Today we see that sort of quintessential American civil society in the ongoing example of Louisiana’s Cajan Navy and its spontaneous response to hurricanes on the Gulf Coast.

As Tymo was talking, the feed switched to scenes of ordinary Ukrainian civilians, mostly women, organizing food and clothing shipments for the war effort. It was organic and heartfelt. Ukrainian civil society was rallying to the nation. Tymo, confident in victory, remarked that not only has Putin destroyed civil society but he has no idea of what it is and what it is capable of.

That Fox News, like most other Western media outlets, can report live on the war a week after the Russia invasion is one reason the world has turned against Putin. Another is the constant stream of videos emerging from Ukraine — some likely staged, most probably not. Ukraine is winning the information war and the Russians are belatedly trying to shut it down. They likely won’t be able to though, as modern communications are increasingly distributed and resilient (see Elon Musk’s donation of Starlink terminals).

Thus, as Putin’s generals have committed some six to eight divisions of troops and support forces totaling approximately 100,000 men, mostly conscripts, with another 100,000 in reserve, Ukraine is mobilizing. With some 7 million people ages 16 to 49 fit for military service, there’s another 4 million available for service in that age range. Many of these will be the defenders of Kyiv. 

In this respect, Ukraine is mirroring the historical example of revolutionary France. In the late 1700s through the Napoleonic era, in response to existential threats from the monarchies of Europe, France became a “nation in arms.” While its European enemies were mobilizing small, professional armies, France was able to conscript millions into its military effort. Even after devastating losses, France was able to regenerate its military manpower. Many everyday Frenchmen believed they had a stake in the revolution’s success, even long after Napoleon declared himself emperor.

Similarly, while Putin can commit 200,000 relatively well-equipped soldiers, now that the war has slowed and the nations of the European Union, America, and others are offering increasing amounts of armament and financial aid, Ukraine can overmatch that many times over.

As the Germans approached the gates of Moscow in 1941, the Soviet Union mobilized millions of workers and Communist Party cadres to build trenches around the city and to man militia divisions.
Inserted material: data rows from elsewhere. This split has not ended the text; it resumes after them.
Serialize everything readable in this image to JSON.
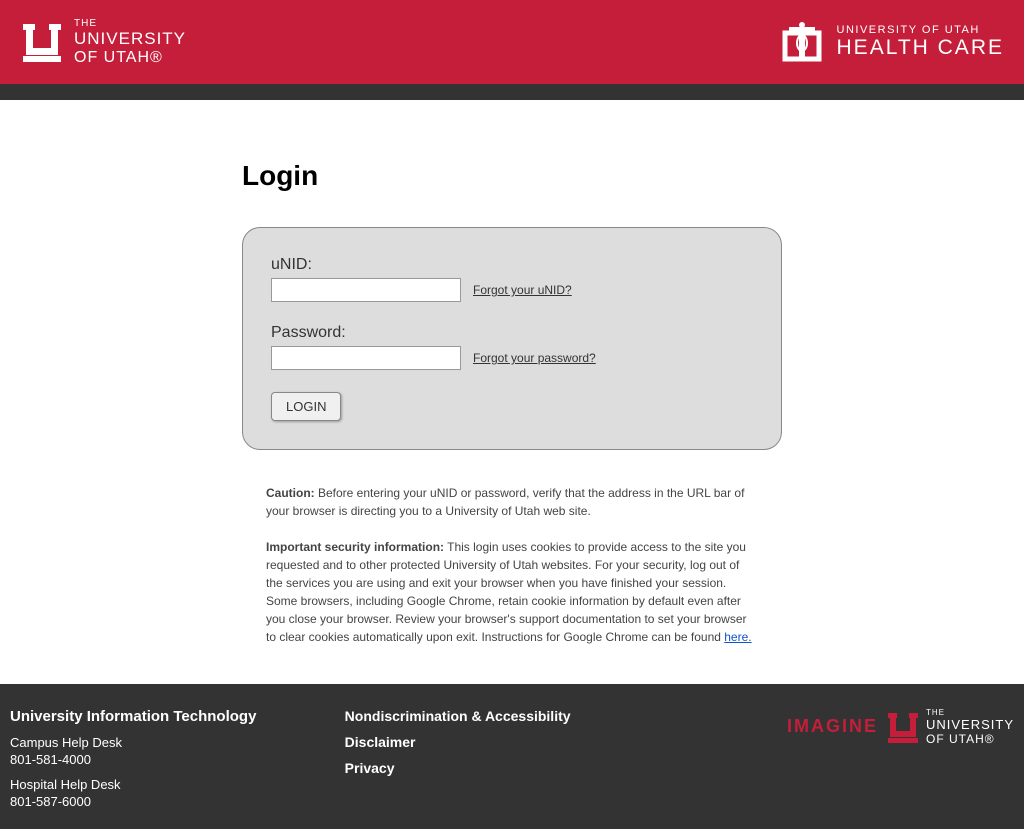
{
  "header": {
    "left_logo": {
      "the": "THE",
      "univ": "UNIVERSITY",
      "utah": "OF UTAH®"
    },
    "right_logo": {
      "uou": "UNIVERSITY OF UTAH",
      "hc": "HEALTH CARE"
    }
  },
  "main": {
    "title": "Login",
    "unid": {
      "label": "uNID:",
      "forgot": "Forgot your uNID?",
      "value": ""
    },
    "password": {
      "label": "Password:",
      "forgot": "Forgot your password?",
      "value": ""
    },
    "login_button": "LOGIN",
    "caution_label": "Caution:",
    "caution_text": " Before entering your uNID or password, verify that the address in the URL bar of your browser is directing you to a University of Utah web site.",
    "security_label": "Important security information:",
    "security_text": " This login uses cookies to provide access to the site you requested and to other protected University of Utah websites. For your security, log out of the services you are using and exit your browser when you have finished your session. Some browsers, including Google Chrome, retain cookie information by default even after you close your browser. Review your browser's support documentation to set your browser to clear cookies automatically upon exit. Instructions for Google Chrome can be found ",
    "security_link": "here."
  },
  "footer": {
    "col1": {
      "heading": "University Information Technology",
      "campus_label": "Campus Help Desk",
      "campus_phone": "801-581-4000",
      "hospital_label": "Hospital Help Desk",
      "hospital_phone": "801-587-6000"
    },
    "col2": {
      "link1": "Nondiscrimination & Accessibility",
      "link2": "Disclaimer",
      "link3": "Privacy"
    },
    "col3": {
      "imagine": "IMAGINE",
      "the": "THE",
      "univ": "UNIVERSITY",
      "utah": "OF UTAH®"
    }
  }
}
These units were not as well-trained or as well-equipped as regular Red Army units, but they had a tremendous will to fight the invader (fortified, as the situation required, by NKVD barrage battalion units that arrested or shot soldiers retreating without orders).

Thus, as the Russians work to encircle Kyiv, that city of almost 3 million people should be able to generate a local defense militia of about 600,000 people. On Tuesday, President Zelenskyy appointed Major General Mykola Zhyrnov to lead the defense of Kyiv, with the city’s elected mayor, former heavyweight boxing champion Vitaly Klitschko, maintaining responsibility for civil aspects of defense.

If the Russians are to effectively encircle the city, they will need to create a double ring line, with troops facing inward to besiege the city, and facing outward to guard against likely avenues from which a Ukrainian counterattack to relieve the city may develop. To do that, Russia may have to finish its fight in the east against Sumy and Kharkiv. After which, they may bring those forces west to join the effort at Kyiv — that or insert another 30,000 troops down from the Chernobyl salient on the border with Belarus through the highly-congested main supply route. That’s a two-lane country road that emerges from the Pripyat Marsh some 60 miles north of the city — a route vulnerable to interdiction.

The contest in Ukraine threatens to enter a far more deadly phase as Russia seeks to break the will of the defenders using massed fires, while Ukraine continues to mobilize its people into a cohesive defense.